Last season, the Broncos suffered the same fate as many of those old Denver teams. Players don't win championships, teams do. Seattle proved that last season.
Manning was the MVP of the league, but Seattle wasn't intimidated. It came out, punched Denver in the mouth and never looked back.
The Broncos can combat this by becoming a more balanced team. Sure, it's fun to see Manning throw for seven touchdowns in a game, but the Broncos need to find more than one way to win a game.
Ball is the answer to all of these questions.
Utilizing him in some traditional run packages with Manning under center is the way to go. The Broncos' offensive line can and will be physical.
In last year's final game, Seattle seemed to know what was coming. It was never fooled by any of Manning's pre-snap verbiage. Denver just needs to line up and play a little smashmouth football.

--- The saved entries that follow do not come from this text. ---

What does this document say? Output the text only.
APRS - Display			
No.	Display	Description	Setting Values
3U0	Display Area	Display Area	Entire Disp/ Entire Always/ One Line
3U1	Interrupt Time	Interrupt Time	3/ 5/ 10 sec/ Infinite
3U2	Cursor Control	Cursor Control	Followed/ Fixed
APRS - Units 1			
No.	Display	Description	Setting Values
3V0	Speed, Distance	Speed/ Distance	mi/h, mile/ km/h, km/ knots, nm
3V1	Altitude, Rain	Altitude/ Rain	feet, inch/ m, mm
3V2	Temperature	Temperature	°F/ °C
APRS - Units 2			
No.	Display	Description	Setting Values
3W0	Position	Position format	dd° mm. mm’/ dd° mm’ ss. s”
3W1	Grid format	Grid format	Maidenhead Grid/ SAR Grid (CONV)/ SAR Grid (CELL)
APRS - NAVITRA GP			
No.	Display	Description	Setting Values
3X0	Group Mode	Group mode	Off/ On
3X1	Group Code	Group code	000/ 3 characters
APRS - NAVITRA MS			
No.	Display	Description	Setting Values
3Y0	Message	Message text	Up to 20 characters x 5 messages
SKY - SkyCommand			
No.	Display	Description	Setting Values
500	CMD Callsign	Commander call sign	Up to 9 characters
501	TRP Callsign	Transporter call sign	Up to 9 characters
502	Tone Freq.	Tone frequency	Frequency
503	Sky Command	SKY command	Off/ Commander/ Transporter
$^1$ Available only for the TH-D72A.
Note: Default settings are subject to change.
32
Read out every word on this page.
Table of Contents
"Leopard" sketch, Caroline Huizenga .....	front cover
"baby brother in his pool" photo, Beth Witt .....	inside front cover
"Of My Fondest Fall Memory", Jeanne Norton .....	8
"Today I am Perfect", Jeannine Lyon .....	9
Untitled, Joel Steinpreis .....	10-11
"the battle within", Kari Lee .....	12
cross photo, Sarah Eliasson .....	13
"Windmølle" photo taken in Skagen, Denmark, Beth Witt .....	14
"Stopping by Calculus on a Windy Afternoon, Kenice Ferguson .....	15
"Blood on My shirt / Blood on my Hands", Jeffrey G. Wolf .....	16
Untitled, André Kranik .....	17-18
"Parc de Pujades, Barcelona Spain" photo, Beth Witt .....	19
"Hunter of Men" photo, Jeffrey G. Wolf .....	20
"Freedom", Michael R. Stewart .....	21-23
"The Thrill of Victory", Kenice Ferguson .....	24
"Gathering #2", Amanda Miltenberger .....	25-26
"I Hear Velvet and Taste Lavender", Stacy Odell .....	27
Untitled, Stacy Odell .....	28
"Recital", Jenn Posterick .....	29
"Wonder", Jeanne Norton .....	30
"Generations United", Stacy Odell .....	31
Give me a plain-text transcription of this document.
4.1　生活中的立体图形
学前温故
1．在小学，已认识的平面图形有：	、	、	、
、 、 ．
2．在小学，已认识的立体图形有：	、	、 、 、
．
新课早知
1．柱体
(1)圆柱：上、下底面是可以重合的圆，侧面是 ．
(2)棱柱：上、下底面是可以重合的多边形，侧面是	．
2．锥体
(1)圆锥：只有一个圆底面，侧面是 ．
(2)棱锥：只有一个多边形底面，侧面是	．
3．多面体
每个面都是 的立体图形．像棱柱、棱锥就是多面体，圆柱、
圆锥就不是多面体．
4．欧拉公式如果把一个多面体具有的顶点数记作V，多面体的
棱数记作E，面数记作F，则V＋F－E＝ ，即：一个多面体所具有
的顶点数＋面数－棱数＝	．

With a healthy, improved defense, the Broncos can easily become one of the NFL's most physical teams. It all starts with running Ball right at the opposing defense.
Yes, the NFL has become a passing league. You hear it all the time. However, Seattle and San Francisco—two of the league's most physical rushing and defensive teams—have appeared in the last two Super Bowls.
That's no coincidence. The teams that do it well can still dominate the league the old-fashioned way: by playing solid defense and running the football.